I come to food and travel writing from two different but complementary perspectives:
I have always been interested in the places where cultures meet and intersect. I am interested in the different food traditions of ethnic minority groups in southwestern China and how the territorial disputes between nations and empires have shaped their identities. I want to know more about how Native American communities in New Mexico have fused their cultural traditions with the Catholic holidays imposed on them by Spanish settlers to create unique festivals. I’m excited when a deep dive into the history of a tapioca and milk-based dessert from eastern Myanmar leads me to centuries’ old trade routes that brought ingredients and ideas from ancient Persia to India and then to Southeast Asia.
Early in my career, I discovered that food can serve as a very useful lens for looking at culture. It also offers a unique opportunity to connect with people: Meet up with a family in Suzhou to cook some local dishes, and you might hear about how the grandmother fled her hometown during WWII. Arrange a cooking lesson the Chinese–Burmese border, and you can learn a lot about the tensions between the some of China’s smallest minority groups. Attend a cookout at a church with a congregation made up of immigrants, and you might leave with a completely different perspective on your own home state.

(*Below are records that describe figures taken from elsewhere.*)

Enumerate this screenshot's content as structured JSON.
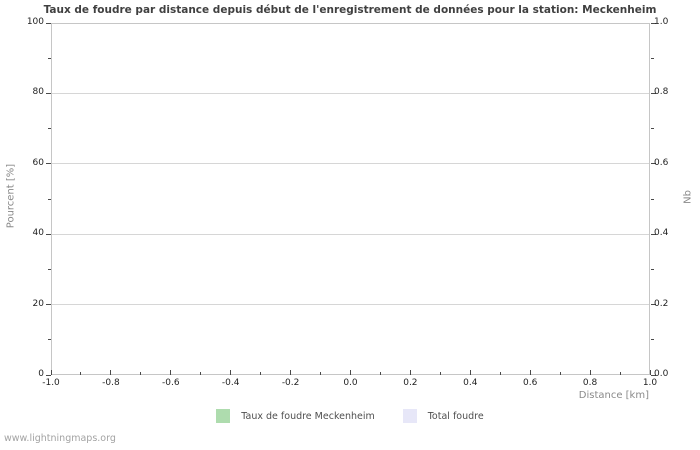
{
  "chart": {
    "title": "Taux de foudre par distance depuis début de l'enregistrement de données pour la station: Meckenheim",
    "watermark": "www.lightningmaps.org",
    "left_axis": {
      "label": "Pourcent  [%]"
    },
    "right_axis": {
      "label": "Nb"
    },
    "x_axis": {
      "label": "Distance  [km]"
    },
    "legend": {
      "items": [
        {
          "label": "Taux de foudre Meckenheim",
          "color": "#aedcae"
        },
        {
          "label": "Total foudre",
          "color": "#e7e7f8"
        }
      ]
    }
  },
  "colors": {
    "background": "#ffffff",
    "plot_border": "#c6c6c6",
    "gridline": "#d6d6d6",
    "tick": "#4a4a4a",
    "title_text": "#404040",
    "tick_text": "#1f1f1f",
    "axis_label_text": "#8a8a8a",
    "legend_text": "#4f4f4f",
    "watermark_text": "#a3a3a3",
    "series_green": "#aedcae",
    "series_lavender": "#e7e7f8"
  },
  "chart_data": {
    "type": "bar",
    "title": "Taux de foudre par distance depuis début de l'enregistrement de données pour la station: Meckenheim",
    "xlabel": "Distance  [km]",
    "ylabel_left": "Pourcent  [%]",
    "ylabel_right": "Nb",
    "xlim": [
      -1.0,
      1.0
    ],
    "ylim_left": [
      0,
      100
    ],
    "ylim_right": [
      0.0,
      1.0
    ],
    "x_tick_labels": [
      "-1.0",
      "-0.8",
      "-0.6",
      "-0.4",
      "-0.2",
      "0.0",
      "0.2",
      "0.4",
      "0.6",
      "0.8",
      "1.0"
    ],
    "left_tick_labels": [
      "0",
      "20",
      "40",
      "60",
      "80",
      "100"
    ],
    "right_tick_labels": [
      "0.0",
      "0.2",
      "0.4",
      "0.6",
      "0.8",
      "1.0"
    ],
    "grid": "horizontal-only",
    "legend_position": "bottom-center",
    "empty": true,
    "series": [
      {
        "name": "Taux de foudre Meckenheim",
        "color": "#aedcae",
        "x": [],
        "values": []
      },
      {
        "name": "Total foudre",
        "color": "#e7e7f8",
        "x": [],
        "values": []
      }
    ]
  }
}
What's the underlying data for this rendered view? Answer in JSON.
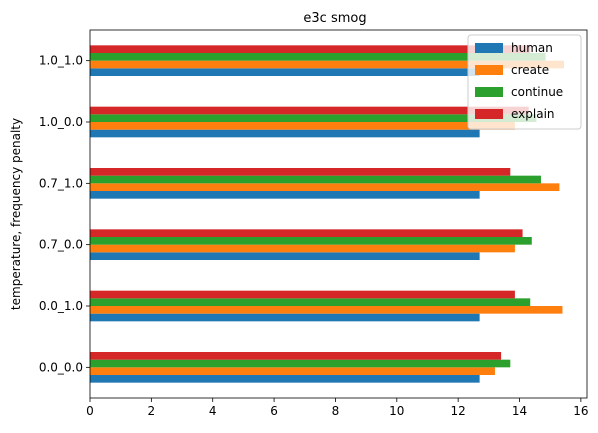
{
  "chart_data": {
    "type": "bar",
    "orientation": "horizontal",
    "title": "e3c smog",
    "xlabel": "",
    "ylabel": "temperature, frequency penalty",
    "xlim": [
      0,
      16.2
    ],
    "xticks": [
      0,
      2,
      4,
      6,
      8,
      10,
      12,
      14,
      16
    ],
    "categories": [
      "0.0_0.0",
      "0.0_1.0",
      "0.7_0.0",
      "0.7_1.0",
      "1.0_0.0",
      "1.0_1.0"
    ],
    "series": [
      {
        "name": "human",
        "color": "#1f77b4",
        "values": [
          12.7,
          12.7,
          12.7,
          12.7,
          12.7,
          12.7
        ]
      },
      {
        "name": "create",
        "color": "#ff7f0e",
        "values": [
          13.2,
          15.4,
          13.85,
          15.3,
          13.85,
          15.45
        ]
      },
      {
        "name": "continue",
        "color": "#2ca02c",
        "values": [
          13.7,
          14.35,
          14.4,
          14.7,
          14.55,
          14.85
        ]
      },
      {
        "name": "explain",
        "color": "#d62728",
        "values": [
          13.4,
          13.85,
          14.1,
          13.7,
          14.3,
          14.35
        ]
      }
    ],
    "legend_position": "top-right",
    "grid": false
  }
}
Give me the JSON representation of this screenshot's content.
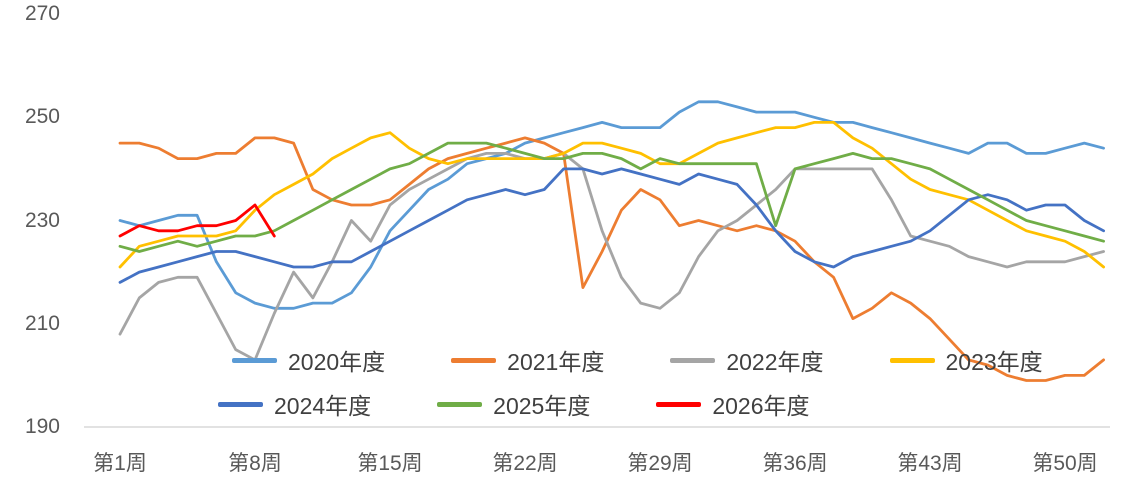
{
  "chart_data": {
    "type": "line",
    "title": "",
    "xlabel": "",
    "ylabel": "",
    "xticks": [
      "第1周",
      "第8周",
      "第15周",
      "第22周",
      "第29周",
      "第36周",
      "第43周",
      "第50周"
    ],
    "xtick_weeks": [
      1,
      8,
      15,
      22,
      29,
      36,
      43,
      50
    ],
    "yticks": [
      270,
      250,
      230,
      210,
      190
    ],
    "ylim": [
      190,
      270
    ],
    "x_count": 52,
    "grid": false,
    "legend_position": "bottom-inside",
    "axis_line_color": "#D9D9D9",
    "series": [
      {
        "name": "2020年度",
        "color": "#5B9BD5",
        "values": [
          230,
          229,
          230,
          231,
          231,
          222,
          216,
          214,
          213,
          213,
          214,
          214,
          216,
          221,
          228,
          232,
          236,
          238,
          241,
          242,
          243,
          245,
          246,
          247,
          248,
          249,
          248,
          248,
          248,
          251,
          253,
          253,
          252,
          251,
          251,
          251,
          250,
          249,
          249,
          248,
          247,
          246,
          245,
          244,
          243,
          245,
          245,
          243,
          243,
          244,
          245,
          244
        ]
      },
      {
        "name": "2021年度",
        "color": "#ED7D31",
        "values": [
          245,
          245,
          244,
          242,
          242,
          243,
          243,
          246,
          246,
          245,
          236,
          234,
          233,
          233,
          234,
          237,
          240,
          242,
          243,
          244,
          245,
          246,
          245,
          243,
          217,
          224,
          232,
          236,
          234,
          229,
          230,
          229,
          228,
          229,
          228,
          226,
          222,
          219,
          211,
          213,
          216,
          214,
          211,
          207,
          203,
          202,
          200,
          199,
          199,
          200,
          200,
          203
        ]
      },
      {
        "name": "2022年度",
        "color": "#A5A5A5",
        "values": [
          208,
          215,
          218,
          219,
          219,
          212,
          205,
          203,
          212,
          220,
          215,
          222,
          230,
          226,
          233,
          236,
          238,
          240,
          242,
          243,
          243,
          242,
          242,
          243,
          240,
          228,
          219,
          214,
          213,
          216,
          223,
          228,
          230,
          233,
          236,
          240,
          240,
          240,
          240,
          240,
          234,
          227,
          226,
          225,
          223,
          222,
          221,
          222,
          222,
          222,
          223,
          224
        ]
      },
      {
        "name": "2023年度",
        "color": "#FFC000",
        "values": [
          221,
          225,
          226,
          227,
          227,
          227,
          228,
          232,
          235,
          237,
          239,
          242,
          244,
          246,
          247,
          244,
          242,
          241,
          242,
          242,
          242,
          242,
          242,
          243,
          245,
          245,
          244,
          243,
          241,
          241,
          243,
          245,
          246,
          247,
          248,
          248,
          249,
          249,
          246,
          244,
          241,
          238,
          236,
          235,
          234,
          232,
          230,
          228,
          227,
          226,
          224,
          221
        ]
      },
      {
        "name": "2024年度",
        "color": "#4472C4",
        "values": [
          218,
          220,
          221,
          222,
          223,
          224,
          224,
          223,
          222,
          221,
          221,
          222,
          222,
          224,
          226,
          228,
          230,
          232,
          234,
          235,
          236,
          235,
          236,
          240,
          240,
          239,
          240,
          239,
          238,
          237,
          239,
          238,
          237,
          233,
          228,
          224,
          222,
          221,
          223,
          224,
          225,
          226,
          228,
          231,
          234,
          235,
          234,
          232,
          233,
          233,
          230,
          228
        ]
      },
      {
        "name": "2025年度",
        "color": "#70AD47",
        "values": [
          225,
          224,
          225,
          226,
          225,
          226,
          227,
          227,
          228,
          230,
          232,
          234,
          236,
          238,
          240,
          241,
          243,
          245,
          245,
          245,
          244,
          243,
          242,
          242,
          243,
          243,
          242,
          240,
          242,
          241,
          241,
          241,
          241,
          241,
          229,
          240,
          241,
          242,
          243,
          242,
          242,
          241,
          240,
          238,
          236,
          234,
          232,
          230,
          229,
          228,
          227,
          226
        ]
      },
      {
        "name": "2026年度",
        "color": "#FF0000",
        "values": [
          227,
          229,
          228,
          228,
          229,
          229,
          230,
          233,
          227
        ]
      }
    ]
  }
}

But as a dedicated home cook (and now a busy working parent), I am also committed to helping cooks find easy ways to put meals on the table and improve their skills. I want food from all across the world to be accessible to everyone, regardless of their background or skill level.
I take a similar approach to my travel writing. I travel both to see the world’s wonders and also to learn about other ways of life. I think travel should create a dialog that helps both travelers and the people they visit develop a deeper understanding of the world beyond their town, country, and hemisphere. But I also want travelers to know that the world’s experiences are accessible with kids. Adventures in the Chinese countryside and luxury stays in Japanese onsens are just as possible with a family in tow as they are to solo travelers or couples. Sometimes, having kids along even leads to unique, unexpected, and wonderful experiences.
In sum, I want my work to help people see the nuance and possibility in the world—and to embrace the complexity and to grow through learning about the places, people, and foods around them.